5. The constant voltage circuit as claimed in claim 4, further comprising a second delay circuit between the output terminal of the comparator and at least one of the first and second switching units.

6. The constant voltage circuit as claimed in claim 4, further comprising:

a first delay circuit between the output terminal of the comparator and the fourth switching unit; and

a second delay circuit between the output terminal of the comparator and at least one of the first and second switching units,

wherein a delay time caused by the first delay circuit is longer than a delay time caused by the second delay circuit, and the delay time-caused, by the first delay circuit is equal to or longer than a time taken for a gate voltage of the second transistor to be discharged by the output signal of the differential amplifier circuit.

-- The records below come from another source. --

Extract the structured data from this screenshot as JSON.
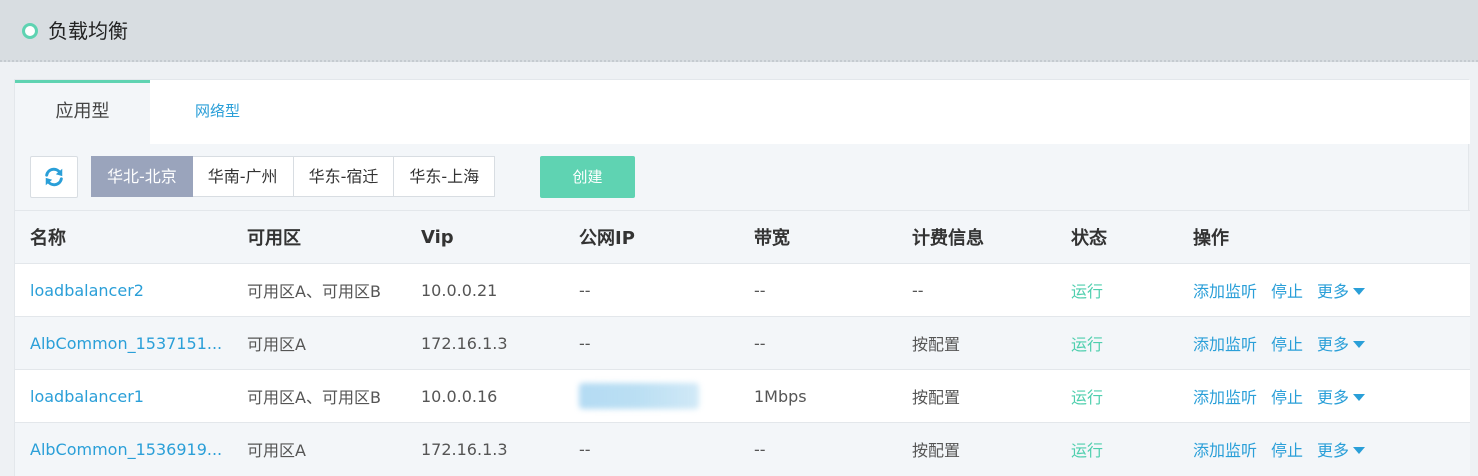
{
  "header": {
    "title": "负载均衡"
  },
  "tabs": [
    {
      "label": "应用型",
      "active": true
    },
    {
      "label": "网络型",
      "active": false
    }
  ],
  "toolbar": {
    "refresh_icon": "refresh-icon",
    "regions": [
      {
        "label": "华北-北京",
        "selected": true
      },
      {
        "label": "华南-广州",
        "selected": false
      },
      {
        "label": "华东-宿迁",
        "selected": false
      },
      {
        "label": "华东-上海",
        "selected": false
      }
    ],
    "create_label": "创建"
  },
  "table": {
    "columns": [
      "名称",
      "可用区",
      "Vip",
      "公网IP",
      "带宽",
      "计费信息",
      "状态",
      "操作"
    ],
    "rows": [
      {
        "name": "loadbalancer2",
        "zone": "可用区A、可用区B",
        "vip": "10.0.0.21",
        "public_ip": "--",
        "bandwidth": "--",
        "billing": "--",
        "status": "运行",
        "ops": [
          "添加监听",
          "停止",
          "更多"
        ]
      },
      {
        "name": "AlbCommon_1537151...",
        "zone": "可用区A",
        "vip": "172.16.1.3",
        "public_ip": "--",
        "bandwidth": "--",
        "billing": "按配置",
        "status": "运行",
        "ops": [
          "添加监听",
          "停止",
          "更多"
        ]
      },
      {
        "name": "loadbalancer1",
        "zone": "可用区A、可用区B",
        "vip": "10.0.0.16",
        "public_ip": "",
        "bandwidth": "1Mbps",
        "billing": "按配置",
        "status": "运行",
        "ops": [
          "添加监听",
          "停止",
          "更多"
        ]
      },
      {
        "name": "AlbCommon_1536919...",
        "zone": "可用区A",
        "vip": "172.16.1.3",
        "public_ip": "--",
        "bandwidth": "--",
        "billing": "按配置",
        "status": "运行",
        "ops": [
          "添加监听",
          "停止",
          "更多"
        ]
      }
    ]
  },
  "colors": {
    "accent": "#5fd3b2",
    "link": "#2a9fd8",
    "selected_region": "#9aa4bc"
  }
}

7. The constant voltage circuit as claimed in claim 4, further comprising a converter capable of converting a drain current flowing through the third and fourth transistors which are connected together into a converted voltage.

8. The constant voltage circuit as claimed in claim 7, wherein a current value of the third current source is set equal to or higher than an output current value of the third transistor which is obtained when an output current of the constant voltage circuit reaches a predetermined current value; a voltage level of the second reference voltage is set equal to or higher than a level of the converted voltage of the converter obtained when the output current of the constant voltage circuit reaches the predetermined current value; and a voltage level of the third reference voltage is set lower than the voltage level of the second reference voltage.

9. The constant voltage circuit as claimed in claim 4, further comprising a first delay circuit between the output terminal of the comparator and the fourth switching unit.

10. The constant voltage circuit as claimed in claim 4, wherein a ratio of a gate width to a gate length of the second transistor is as high as or higher than a ratio of a gate width to a gate length of the first transistor, and the current of the second current source is as large as or larger than the current of the first current source.